Le Journal de Montreal - Weekend
UNE OEUVRE BOULEVERSANTE
Un film de Robin Campillo. Avec Nahuel Pérez Biscayart, Arnaud Valois et Adèle Haenel ISABELLE HONTEBEYRIE
Impossible d’oublier ce film puissant et poignant sur le sida, long métrage choisi par la France pour la représenter aux Oscars.

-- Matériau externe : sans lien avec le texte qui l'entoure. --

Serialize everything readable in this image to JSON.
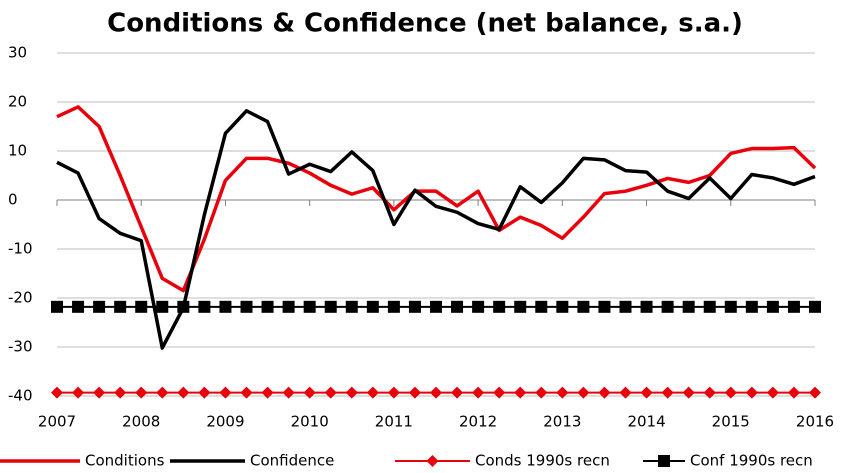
{
  "chart_data": {
    "type": "line",
    "title": "Conditions & Confidence (net balance, s.a.)",
    "x": [
      2007,
      2007.25,
      2007.5,
      2007.75,
      2008,
      2008.25,
      2008.5,
      2008.75,
      2009,
      2009.25,
      2009.5,
      2009.75,
      2010,
      2010.25,
      2010.5,
      2010.75,
      2011,
      2011.25,
      2011.5,
      2011.75,
      2012,
      2012.25,
      2012.5,
      2012.75,
      2013,
      2013.25,
      2013.5,
      2013.75,
      2014,
      2014.25,
      2014.5,
      2014.75,
      2015,
      2015.25,
      2015.5,
      2015.75,
      2016
    ],
    "series": [
      {
        "name": "Conditions",
        "color": "#e8000b",
        "values": [
          17,
          19,
          15,
          5,
          -5.5,
          -16,
          -18.5,
          -8,
          4,
          8.5,
          8.5,
          7.5,
          5.5,
          3,
          1.2,
          2.5,
          -2,
          1.8,
          1.8,
          -1.2,
          1.8,
          -6.2,
          -3.5,
          -5.2,
          -7.8,
          -3.5,
          1.3,
          1.8,
          3,
          4.4,
          3.6,
          5,
          9.5,
          10.5,
          10.5,
          10.7,
          6.5
        ]
      },
      {
        "name": "Confidence",
        "color": "#000000",
        "values": [
          7.7,
          5.5,
          -3.8,
          -6.8,
          -8.3,
          -30.2,
          -22,
          -3,
          13.6,
          18.2,
          16,
          5.3,
          7.3,
          5.8,
          9.8,
          6,
          -5,
          2,
          -1.3,
          -2.5,
          -4.8,
          -6,
          2.7,
          -0.5,
          3.5,
          8.5,
          8.2,
          6,
          5.7,
          1.8,
          0.3,
          4.5,
          0.3,
          5.2,
          4.5,
          3.2,
          4.8
        ]
      },
      {
        "name": "Conds 1990s recn",
        "color": "#e8000b",
        "marker": "diamond",
        "values": [
          -39.3,
          -39.3,
          -39.3,
          -39.3,
          -39.3,
          -39.3,
          -39.3,
          -39.3,
          -39.3,
          -39.3,
          -39.3,
          -39.3,
          -39.3,
          -39.3,
          -39.3,
          -39.3,
          -39.3,
          -39.3,
          -39.3,
          -39.3,
          -39.3,
          -39.3,
          -39.3,
          -39.3,
          -39.3,
          -39.3,
          -39.3,
          -39.3,
          -39.3,
          -39.3,
          -39.3,
          -39.3,
          -39.3,
          -39.3,
          -39.3,
          -39.3,
          -39.3
        ]
      },
      {
        "name": "Conf 1990s recn",
        "color": "#000000",
        "marker": "square",
        "values": [
          -21.8,
          -21.8,
          -21.8,
          -21.8,
          -21.8,
          -21.8,
          -21.8,
          -21.8,
          -21.8,
          -21.8,
          -21.8,
          -21.8,
          -21.8,
          -21.8,
          -21.8,
          -21.8,
          -21.8,
          -21.8,
          -21.8,
          -21.8,
          -21.8,
          -21.8,
          -21.8,
          -21.8,
          -21.8,
          -21.8,
          -21.8,
          -21.8,
          -21.8,
          -21.8,
          -21.8,
          -21.8,
          -21.8,
          -21.8,
          -21.8,
          -21.8,
          -21.8
        ]
      }
    ],
    "xlim": [
      2007,
      2016
    ],
    "xticks": [
      2007,
      2008,
      2009,
      2010,
      2011,
      2012,
      2013,
      2014,
      2015,
      2016
    ],
    "ylim": [
      -40,
      30
    ],
    "yticks": [
      -40,
      -30,
      -20,
      -10,
      0,
      10,
      20,
      30
    ],
    "grid": true,
    "legend": "bottom"
  }
}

L’amour, dans ce Paris des années 1990, c’est aussi la mort. L’épidémie du sida fait des ravages, le gouvernement ne fait rien – les campagnes de prévention sont encore inconnues –, les laboratoires pharmaceutiques en profitent pour s’en mettre plein les poches et tenir les malades dans l’ignorance, tout en s’en servant comme cobayes. PARENTÉ DE LONGUE DATE
Le réalisateur et coscénariste Robin Campillo est un fréquent collaborateur de longue date de Laurent Cantet (l’excellent Entre les murs) et la parenté entre les deux hommes se remarque immédiatement. Car Robin Campillo privilégie une approche documentariste, s’attardant sur les réunions du groupe Act Up-Paris, en montrant la mécanique interne dans tous ses détails.
L’association met sur pied des happenings-chocs, lançant du faux sang à la tête de médecins et politiciens, barbouillant de rouge les murs d’un laboratoire pharmaceutique, distribuant illégalement des tracts de prévention dans les écoles secondaires, saupoudrant les collations d’une réunion des cendres d’un mort du sida. Ce contexte politique et social montre l’urgence d’agir, l’urgence de faire entendre sa voix, l’urgence de dénoncer l’inertie. Heureusement pour le spectateur, Robin Campillo ne se concentre pas que sur les actions d’Act Up, toutes flamboyantes sont-elles. FORT ET BOULEVERSANT
La véritable urgence, c’est celle de vivre, celle d’aimer. En présentant Nathan (Arnaud Valois), un nouveau venu aux réunions, qui tombe amoureux de Sean (Nahuel Perez Biscayart, bouillonnant), jeune séropositif, le cinéaste et auteur ramène le cinéphile dans le brut, l’humain, le ressenti. Sans jamais tomber, ni dans une espèce de voyeurisme face à la maladie, ni dans le larmoyant, il met en scène l’intimité des deux hommes avec une élégance faite d’économie, de dépouillement et donc, de sincérité. Il en résulte donc une force et une beauté des sentiments montrés. Cela ne doit pas faire oublier la mort, que Robin Campillo ne se prive pas de montrer, usant de la même simplicité de mise en scène. Il n’est pas étonnant que 120 battements par minute ait été choisi par la France pour la représenter aux Oscars. Un film aussi fort et bouleversant mérite, non seulement une énième reconnaissance formelle – le long métrage a remporté, notamment, le Grand Prix du jury à Cannes en mai dernier –, mais aussi d’être vu par le plus grand nombre de cinéphiles possible.